Here, however, is a justice problem. Palliative medicine providing expert pain control and social support is not available to all or even most Canadians. Rehabilitative services are similarly limited and, in most provinces, not fully funded. The same is true of hospices. Social services where available are often inadequate to meet the needs of most patients and their often stressed familial caregivers.

That's important because a patient's sense of being a 'burden" to loved ones is, like a fear of pain, a common reason given by those who seek premature death.

If the court's argument for patient choice in this area is to be anything but empty, federal legislators must create a context in which "suffering" unto death from an "irremediable" condition does not result from our failure to provide adequate care and support. This is something Quebec has not done.

It would require the legal availability of physician-assisted or directed termination dependent on the universal availability of all necessary support services in provinces seeking to legalize physician-assisted termination. They can set standards by which newly diagnosed or injured persons are given the time to adjust to new realities.
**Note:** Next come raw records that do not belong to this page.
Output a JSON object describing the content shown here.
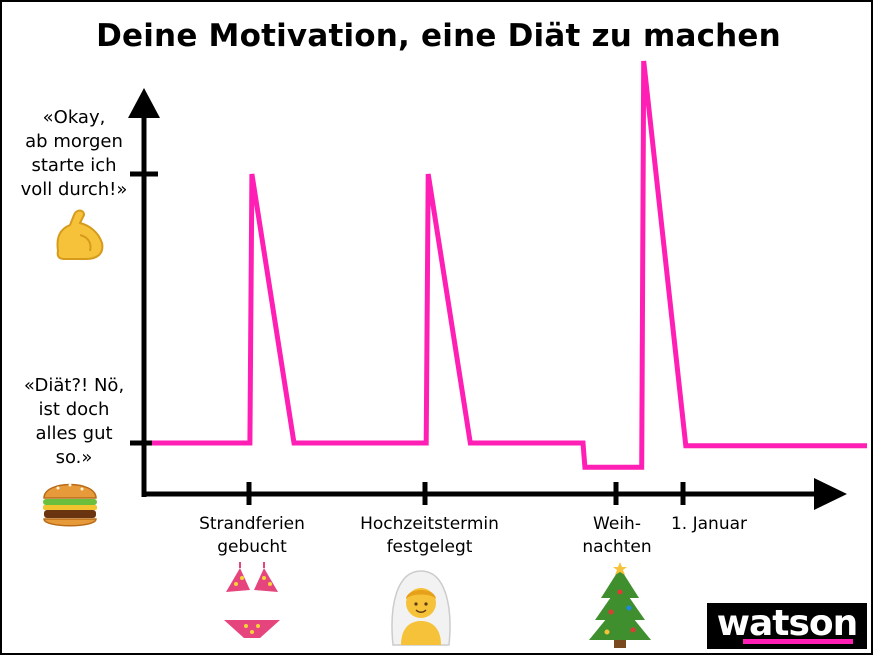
{
  "title": "Deine Motivation, eine Diät zu machen",
  "y_labels": {
    "high": "«Okay,\nab morgen\nstarte ich\nvoll durch!»",
    "low": "«Diät?! Nö,\nist doch\nalles gut\nso.»"
  },
  "x_labels": {
    "strand": "Strandferien\ngebucht",
    "hochzeit": "Hochzeitstermin\nfestgelegt",
    "weihnachten": "Weih-\nnachten",
    "januar": "1. Januar"
  },
  "icons": [
    "flexed-biceps-icon",
    "hamburger-icon",
    "bikini-icon",
    "bride-icon",
    "christmas-tree-icon"
  ],
  "brand": "watson",
  "colors": {
    "line": "#ff1fb4",
    "axis": "#000000",
    "brand_accent": "#ff1fb4"
  },
  "chart_data": {
    "type": "line",
    "title": "Deine Motivation, eine Diät zu machen",
    "xlabel": "",
    "ylabel": "",
    "y_scale": "0 = «Diät?! Nö, ist doch alles gut so.», 1 = «Okay, ab morgen starte ich voll durch!»",
    "ylim": [
      -0.3,
      1.5
    ],
    "x_ticks": [
      "Strandferien gebucht",
      "Hochzeitstermin festgelegt",
      "Weihnachten",
      "1. Januar"
    ],
    "y_ticks": [
      "«Diät?! Nö, ist doch alles gut so.»",
      "«Okay, ab morgen starte ich voll durch!»"
    ],
    "series": [
      {
        "x": [
          0,
          1.0,
          1.5,
          2.8,
          3.3,
          4.4,
          4.5,
          5.0,
          5.1
        ],
        "comment_x_units": "x in event units: 1 = Strandferien gebucht, 2.8 = Hochzeitstermin festgelegt, 4.4 = Weihnachten, 5.0 = 1. Januar",
        "points": [
          [
            0.0,
            0.0
          ],
          [
            1.0,
            0.0
          ],
          [
            1.02,
            1.0
          ],
          [
            1.45,
            0.0
          ],
          [
            2.8,
            0.0
          ],
          [
            2.82,
            1.0
          ],
          [
            3.25,
            0.0
          ],
          [
            4.4,
            0.0
          ],
          [
            4.42,
            -0.09
          ],
          [
            5.0,
            -0.09
          ],
          [
            5.02,
            1.42
          ],
          [
            5.45,
            -0.01
          ],
          [
            7.3,
            -0.01
          ]
        ]
      }
    ],
    "grid": false,
    "legend": "none"
  }
}
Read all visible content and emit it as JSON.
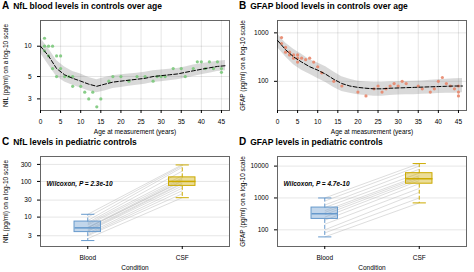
{
  "chart_data": [
    {
      "type": "scatter",
      "panel_label": "A",
      "title": "NfL blood levels in controls over age",
      "x_label": "Age at measurement (years)",
      "y_label": "NfL (pg/ml) on a log-10 scale",
      "log": "y",
      "grid": true,
      "xlim": [
        0,
        47
      ],
      "xticks": [
        0,
        5,
        10,
        15,
        20,
        25,
        30,
        35,
        40,
        45
      ],
      "ylim": [
        2.3,
        18
      ],
      "yticks": [
        3,
        5,
        10
      ],
      "series": [
        {
          "type": "area",
          "color": "gray",
          "x": [
            0,
            2,
            4,
            6,
            8,
            10,
            12,
            14,
            16,
            18,
            20,
            22,
            24,
            26,
            28,
            30,
            32,
            34,
            36,
            38,
            40,
            42,
            44,
            46
          ],
          "lo": [
            8.5,
            6.5,
            5.0,
            4.4,
            4.1,
            3.85,
            3.6,
            3.45,
            3.6,
            3.8,
            3.9,
            4.0,
            4.1,
            4.2,
            4.35,
            4.45,
            4.55,
            4.65,
            4.8,
            5.0,
            5.2,
            5.4,
            5.6,
            5.7
          ],
          "hi": [
            12,
            9.5,
            7.2,
            6.2,
            5.6,
            5.3,
            4.9,
            4.65,
            4.9,
            5.1,
            5.2,
            5.3,
            5.4,
            5.5,
            5.7,
            5.8,
            5.9,
            6.0,
            6.2,
            6.5,
            6.7,
            6.9,
            7.1,
            7.2
          ]
        },
        {
          "type": "scatter",
          "color": "#7bc87b",
          "x": [
            1,
            1,
            1,
            2,
            2,
            3,
            3,
            4,
            4,
            5,
            5,
            6,
            7,
            8,
            8,
            10,
            11,
            12,
            13,
            14,
            15,
            17,
            18,
            20,
            22,
            24,
            26,
            28,
            29,
            30,
            31,
            33,
            35,
            36,
            38,
            39,
            40,
            41,
            42,
            43,
            44,
            45,
            45
          ],
          "values": [
            10,
            12,
            9,
            10,
            8,
            10,
            6,
            8,
            5,
            6,
            8,
            5,
            5,
            5,
            4,
            4,
            3.5,
            3,
            3.5,
            2.5,
            3,
            4.5,
            5,
            5,
            4.5,
            5,
            5,
            4.5,
            5,
            5,
            5,
            6,
            6,
            5,
            6,
            7,
            7,
            6,
            7,
            6,
            7,
            6,
            5.5
          ]
        },
        {
          "type": "line",
          "color": "black",
          "line_style": "dashed",
          "x": [
            0,
            2,
            4,
            6,
            8,
            10,
            12,
            14,
            16,
            18,
            20,
            22,
            24,
            26,
            28,
            30,
            32,
            34,
            36,
            38,
            40,
            42,
            44,
            46
          ],
          "values": [
            10,
            8,
            6,
            5.2,
            4.8,
            4.5,
            4.2,
            4.0,
            4.2,
            4.4,
            4.5,
            4.6,
            4.7,
            4.8,
            5.0,
            5.1,
            5.2,
            5.3,
            5.5,
            5.7,
            5.9,
            6.1,
            6.3,
            6.4
          ]
        }
      ]
    },
    {
      "type": "scatter",
      "panel_label": "B",
      "title": "GFAP blood levels in controls over age",
      "x_label": "Age at measurement (years)",
      "y_label": "GFAP (pg/ml) on a log-10 scale",
      "log": "y",
      "grid": true,
      "xlim": [
        0,
        47
      ],
      "xticks": [
        0,
        5,
        10,
        15,
        20,
        25,
        30,
        35,
        40,
        45
      ],
      "ylim": [
        25,
        1800
      ],
      "yticks": [
        100,
        1000
      ],
      "series": [
        {
          "type": "area",
          "color": "gray",
          "x": [
            0,
            2,
            4,
            6,
            8,
            10,
            12,
            14,
            16,
            18,
            20,
            22,
            24,
            26,
            28,
            30,
            32,
            34,
            36,
            38,
            40,
            42,
            44,
            46
          ],
          "lo": [
            500,
            320,
            220,
            170,
            140,
            115,
            95,
            75,
            62,
            57,
            53,
            51,
            49,
            49,
            51,
            52,
            53,
            53,
            54,
            55,
            56,
            57,
            57,
            58
          ],
          "hi": [
            950,
            620,
            460,
            360,
            280,
            240,
            200,
            155,
            125,
            110,
            100,
            97,
            95,
            95,
            97,
            98,
            99,
            100,
            102,
            105,
            108,
            111,
            113,
            115
          ]
        },
        {
          "type": "scatter",
          "color": "#e8866a",
          "x": [
            1,
            1,
            2,
            2,
            3,
            3,
            4,
            4,
            5,
            5,
            5,
            6,
            7,
            8,
            9,
            10,
            11,
            14,
            16,
            20,
            22,
            24,
            25,
            26,
            27,
            28,
            29,
            30,
            31,
            32,
            35,
            36,
            38,
            39,
            40,
            41,
            42,
            43,
            44,
            45,
            45,
            45
          ],
          "values": [
            800,
            600,
            500,
            400,
            350,
            400,
            300,
            350,
            300,
            350,
            250,
            300,
            280,
            300,
            250,
            200,
            150,
            100,
            80,
            60,
            50,
            70,
            80,
            60,
            70,
            80,
            90,
            80,
            100,
            90,
            80,
            70,
            60,
            70,
            100,
            120,
            90,
            80,
            70,
            80,
            60,
            50
          ]
        },
        {
          "type": "line",
          "color": "black",
          "line_style": "dashed",
          "x": [
            0,
            2,
            4,
            6,
            8,
            10,
            12,
            14,
            16,
            18,
            20,
            22,
            24,
            26,
            28,
            30,
            32,
            34,
            36,
            38,
            40,
            42,
            44,
            46
          ],
          "values": [
            700,
            450,
            320,
            250,
            200,
            170,
            140,
            110,
            90,
            80,
            75,
            72,
            70,
            70,
            72,
            73,
            74,
            75,
            76,
            77,
            78,
            79,
            80,
            80
          ]
        }
      ]
    },
    {
      "type": "box",
      "panel_label": "C",
      "title": "NfL levels in pediatric controls",
      "x_label": "Condition",
      "y_label": "NfL (pg/ml) on a log-10 scale",
      "annotation": "Wilcoxon, P = 2.3e-10",
      "log": "y",
      "grid": "y",
      "categories": [
        "Blood",
        "CSF"
      ],
      "ylim": [
        1.5,
        500
      ],
      "yticks": [
        3,
        10,
        30,
        100,
        300
      ],
      "boxes": [
        {
          "median": 5.0,
          "q1": 3.8,
          "q3": 7.5,
          "whisker_low": 2.2,
          "whisker_high": 12,
          "color": "#6699cc",
          "line_style": "dashed"
        },
        {
          "median": 100,
          "q1": 75,
          "q3": 130,
          "whisker_low": 35,
          "whisker_high": 290,
          "color": "#ccaa00",
          "line_style": "dashed"
        }
      ],
      "lines": {
        "color": "#bbbbbb",
        "values": [
          [
            2.5,
            3.0,
            3.2,
            3.5,
            4.0,
            4.2,
            4.5,
            5.0,
            5.0,
            5.2,
            6.0,
            6.5,
            7.0,
            8.0,
            10,
            12
          ],
          [
            35,
            45,
            55,
            65,
            75,
            85,
            90,
            100,
            105,
            115,
            125,
            145,
            195,
            250,
            275,
            295
          ]
        ]
      }
    },
    {
      "type": "box",
      "panel_label": "D",
      "title": "GFAP levels in pediatric controls",
      "x_label": "Condition",
      "y_label": "GFAP (pg/ml) on a log-10 scale",
      "annotation": "Wilcoxon, P = 4.7e-10",
      "log": "y",
      "grid": "y",
      "categories": [
        "Blood",
        "CSF"
      ],
      "ylim": [
        30,
        20000
      ],
      "yticks": [
        100,
        1000,
        10000
      ],
      "boxes": [
        {
          "median": 320,
          "q1": 220,
          "q3": 500,
          "whisker_low": 60,
          "whisker_high": 1000,
          "color": "#6699cc",
          "line_style": "dashed"
        },
        {
          "median": 4000,
          "q1": 2800,
          "q3": 6000,
          "whisker_low": 700,
          "whisker_high": 12000,
          "color": "#ccaa00",
          "line_style": "dashed"
        }
      ],
      "lines": {
        "color": "#bbbbbb",
        "values": [
          [
            60,
            80,
            100,
            150,
            200,
            250,
            300,
            350,
            400,
            500,
            600,
            800,
            1000
          ],
          [
            700,
            1000,
            1500,
            2000,
            2800,
            3500,
            4000,
            4500,
            5000,
            6000,
            8000,
            10000,
            12000
          ]
        ]
      }
    }
  ]
}
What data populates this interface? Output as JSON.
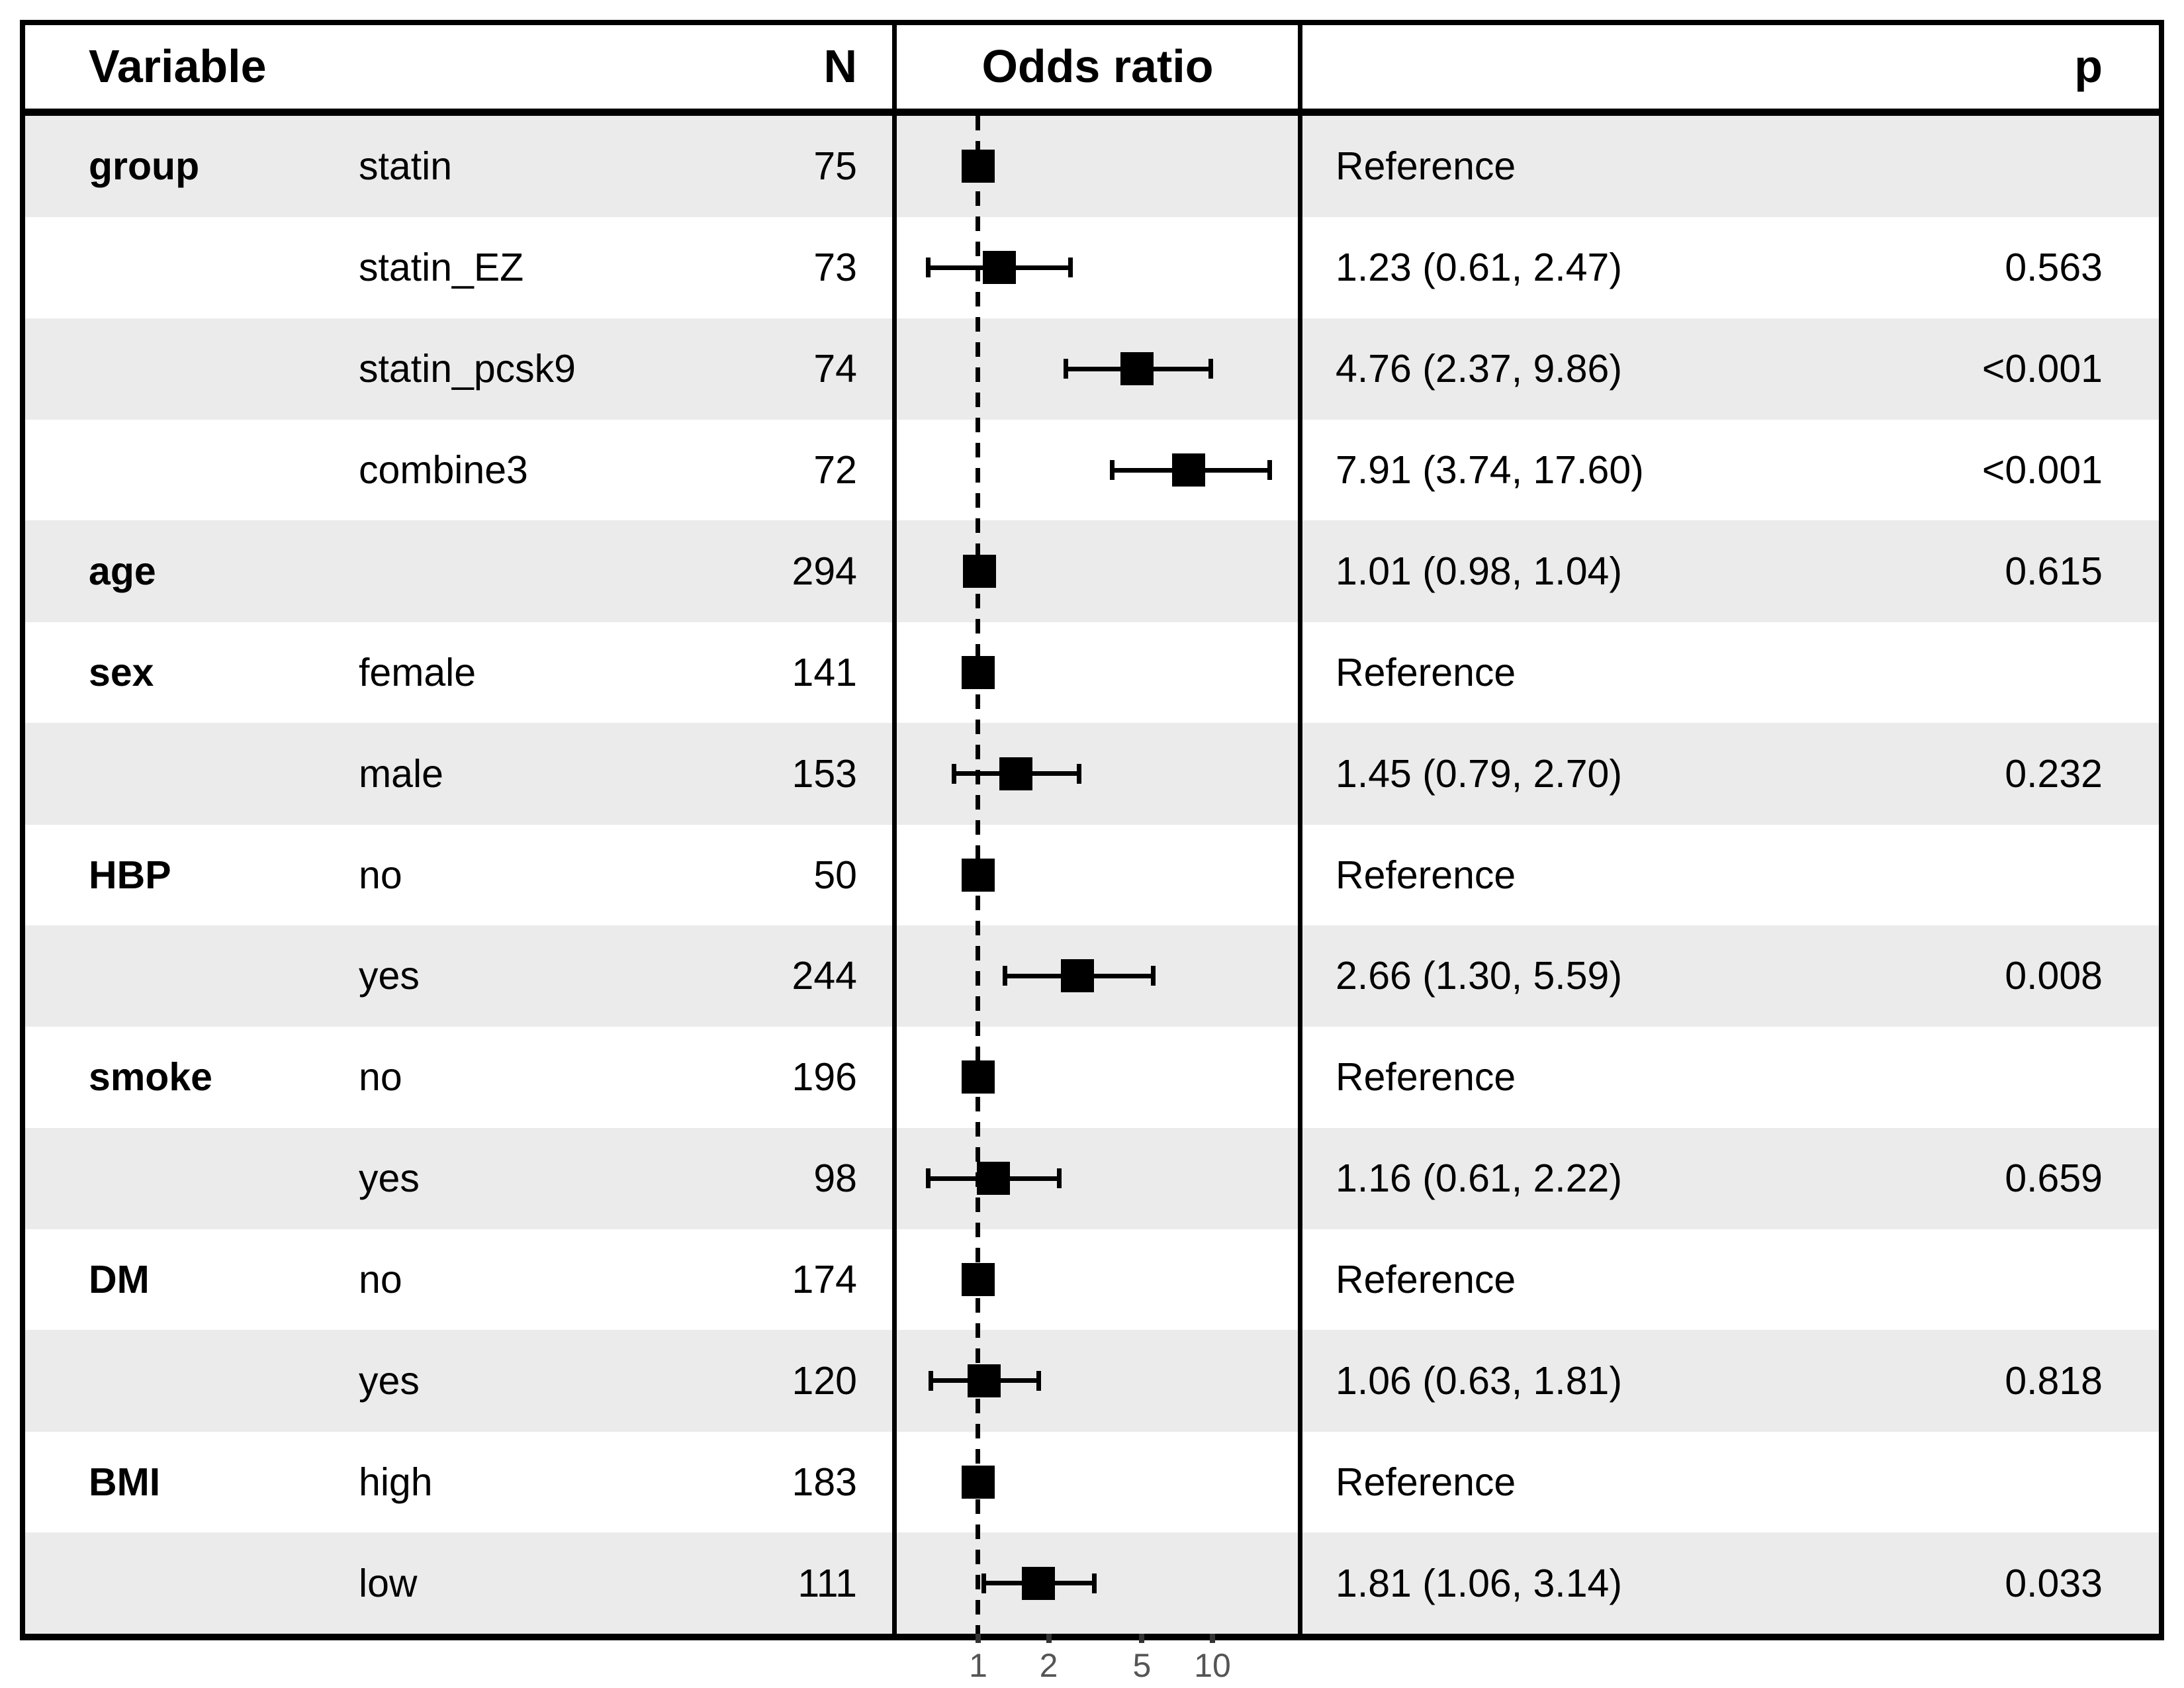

To encourage real choice, federal legislators can create health-related federal bursaries for the development of the resources required to make choice a reality in this arena of life and death. Think of it as infrastructure spending. We need highways and bridges before we can travel safely. We need services for the fragile before we go down the road of physician-assisted dying.

Everyone wants for all Canadians the greatest possible potential for life, liberty and the sanctity of the person. The challenge the Supreme Court decision presents is how to ensure that the most fragile among us have an option to live with dignity, despite restrictions, rather than simply dying because the necessities of a restricted life are unavailable to them.